The thick ice that has long coated relations between Tajikistan and Uzbekistan continues to thaw. Last week the Tajik parliament announced the establishment of a Tajik-Uzbek “friendship and cooperation group.” Officials have not disclosed details of what this body would do, and the Uzbek side has yet to confirm its participation, but the symbolism is accompanied by growing cross-border links.
The same day, April 24, a delegation of Uzbek border guards led by the chief of the Border Service's General Staff, Major-General Nosirbek Usmonbekov, visited northern Tajikistan to discuss cooperation.
Despite a common 1,300-kilometer border, border guards from the two sides had never before officially met, according to authorities in Khujand, Tajikistan’s second city. The two countries have long been at odds over the border, much of which remains undefined. Uzbekistan has mined sections of the frontier and shootings remain common.
The talks produced a woolly statement, but even that is progress given how poor relations had become. “The parties noted the willingness and interest in further development of cooperation on all issues of mutual interest in ensuring the reliable protection of the Uzbek-Tajik state border,” a press officer for the Uzbek Border Service told Uzbekistan’s 12News.uz.
Tajik-Uzbek relations have been strained since independence from the Soviet Union was dumped on the countries in 1991. Uzbekistan is furious over Tajikistan’s plans to build the world’s tallest hydropower dam, Rogun, upstream, claiming it will give Tajikistan unfair control over regional water resources and could harm the environment. Tashkent has responded by imposing a de facto transit blockade on Tajik goods and by cutting off natural gas supplies to its neighbor. Bilateral trade plummeted from $300 million in 2008 to $2.1 million last year, according to Tajik president’s office figures cited by Asia-Plus last September.
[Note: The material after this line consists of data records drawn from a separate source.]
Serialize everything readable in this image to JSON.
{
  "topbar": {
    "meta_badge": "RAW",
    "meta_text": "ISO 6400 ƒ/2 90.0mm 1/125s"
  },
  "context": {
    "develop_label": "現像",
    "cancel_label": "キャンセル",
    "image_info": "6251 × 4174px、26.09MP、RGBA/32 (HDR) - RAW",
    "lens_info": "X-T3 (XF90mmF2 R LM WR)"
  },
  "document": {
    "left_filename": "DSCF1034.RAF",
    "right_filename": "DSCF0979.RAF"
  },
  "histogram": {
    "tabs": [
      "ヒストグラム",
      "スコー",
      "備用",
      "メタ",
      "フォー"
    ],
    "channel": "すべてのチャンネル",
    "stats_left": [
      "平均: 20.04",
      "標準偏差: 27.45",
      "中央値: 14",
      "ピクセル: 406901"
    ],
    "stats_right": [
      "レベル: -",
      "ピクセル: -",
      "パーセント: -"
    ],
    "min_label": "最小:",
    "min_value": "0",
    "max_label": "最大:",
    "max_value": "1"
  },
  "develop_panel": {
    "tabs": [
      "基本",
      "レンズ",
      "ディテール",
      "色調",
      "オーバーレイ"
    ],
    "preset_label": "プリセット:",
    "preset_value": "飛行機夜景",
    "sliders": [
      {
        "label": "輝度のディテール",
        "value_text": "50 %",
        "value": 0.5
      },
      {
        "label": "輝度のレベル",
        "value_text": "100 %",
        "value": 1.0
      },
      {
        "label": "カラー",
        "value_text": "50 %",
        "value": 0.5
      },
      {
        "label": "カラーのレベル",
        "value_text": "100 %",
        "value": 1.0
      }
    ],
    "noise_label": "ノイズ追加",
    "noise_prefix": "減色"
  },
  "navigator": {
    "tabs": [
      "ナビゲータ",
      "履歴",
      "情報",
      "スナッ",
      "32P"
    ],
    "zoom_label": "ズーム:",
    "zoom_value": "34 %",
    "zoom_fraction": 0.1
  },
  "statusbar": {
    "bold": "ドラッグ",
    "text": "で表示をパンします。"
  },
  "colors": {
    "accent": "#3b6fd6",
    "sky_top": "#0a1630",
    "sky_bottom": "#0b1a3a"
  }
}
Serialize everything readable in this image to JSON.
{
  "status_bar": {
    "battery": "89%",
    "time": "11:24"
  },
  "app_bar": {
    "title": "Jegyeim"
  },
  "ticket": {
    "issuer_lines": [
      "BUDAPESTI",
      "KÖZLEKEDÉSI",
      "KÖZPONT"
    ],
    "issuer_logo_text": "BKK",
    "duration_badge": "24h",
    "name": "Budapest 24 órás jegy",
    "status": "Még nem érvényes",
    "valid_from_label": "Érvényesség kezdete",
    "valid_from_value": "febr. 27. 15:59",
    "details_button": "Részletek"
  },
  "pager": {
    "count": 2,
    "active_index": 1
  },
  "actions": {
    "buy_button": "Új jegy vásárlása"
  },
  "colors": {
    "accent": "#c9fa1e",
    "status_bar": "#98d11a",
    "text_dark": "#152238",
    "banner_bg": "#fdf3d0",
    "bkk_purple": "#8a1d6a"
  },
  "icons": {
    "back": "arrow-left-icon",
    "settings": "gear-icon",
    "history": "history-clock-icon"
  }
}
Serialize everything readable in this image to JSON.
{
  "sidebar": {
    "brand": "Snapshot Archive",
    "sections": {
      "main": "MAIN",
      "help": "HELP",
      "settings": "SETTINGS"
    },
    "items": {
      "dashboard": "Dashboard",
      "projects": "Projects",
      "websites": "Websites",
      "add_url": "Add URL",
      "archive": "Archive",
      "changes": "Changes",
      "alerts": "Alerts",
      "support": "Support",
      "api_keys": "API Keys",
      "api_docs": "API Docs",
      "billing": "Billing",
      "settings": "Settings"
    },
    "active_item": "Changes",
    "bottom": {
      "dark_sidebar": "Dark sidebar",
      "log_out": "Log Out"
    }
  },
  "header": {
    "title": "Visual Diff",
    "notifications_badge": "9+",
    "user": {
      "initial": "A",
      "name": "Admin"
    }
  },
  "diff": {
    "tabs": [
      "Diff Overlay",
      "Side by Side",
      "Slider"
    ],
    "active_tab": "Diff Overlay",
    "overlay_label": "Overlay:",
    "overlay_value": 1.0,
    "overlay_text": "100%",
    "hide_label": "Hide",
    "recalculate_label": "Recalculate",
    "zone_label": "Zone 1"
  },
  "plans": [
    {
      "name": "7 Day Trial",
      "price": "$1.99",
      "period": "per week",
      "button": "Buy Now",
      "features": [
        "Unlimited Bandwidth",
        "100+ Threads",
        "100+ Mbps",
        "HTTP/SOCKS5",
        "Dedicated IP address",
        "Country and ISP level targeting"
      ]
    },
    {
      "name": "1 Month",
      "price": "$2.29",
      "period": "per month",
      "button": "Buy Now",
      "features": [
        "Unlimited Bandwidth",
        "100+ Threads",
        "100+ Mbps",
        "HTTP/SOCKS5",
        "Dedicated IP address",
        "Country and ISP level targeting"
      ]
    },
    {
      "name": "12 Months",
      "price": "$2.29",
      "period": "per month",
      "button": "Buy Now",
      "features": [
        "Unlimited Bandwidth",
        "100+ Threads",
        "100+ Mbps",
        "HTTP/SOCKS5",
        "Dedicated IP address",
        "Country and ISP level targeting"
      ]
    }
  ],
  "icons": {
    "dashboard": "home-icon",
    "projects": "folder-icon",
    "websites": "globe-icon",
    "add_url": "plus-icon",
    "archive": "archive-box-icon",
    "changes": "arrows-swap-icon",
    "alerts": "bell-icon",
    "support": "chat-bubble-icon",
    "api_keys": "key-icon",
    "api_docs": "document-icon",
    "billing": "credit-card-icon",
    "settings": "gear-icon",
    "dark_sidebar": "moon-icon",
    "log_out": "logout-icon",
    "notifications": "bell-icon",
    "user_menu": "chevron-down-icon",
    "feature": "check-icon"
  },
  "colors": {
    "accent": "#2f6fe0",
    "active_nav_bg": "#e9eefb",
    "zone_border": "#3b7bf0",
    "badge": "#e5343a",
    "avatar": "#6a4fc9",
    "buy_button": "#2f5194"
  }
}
For several years, Dushanbe and Tashkent had barely spoken with one another. But last September Uzbekistan’s President Islam Karimov made his first official visit to Tajikistan in seven years. Soon after, local media started reporting that connecting flights would resume for the first time in over twenty years. That hasn’t happened.
It will certainly take many bilateral meetings to address the myriad tensions between the two. But recent developments indicate that both sides are creeping toward amicability, perhaps urged on by common concerns over Russian agression in the region.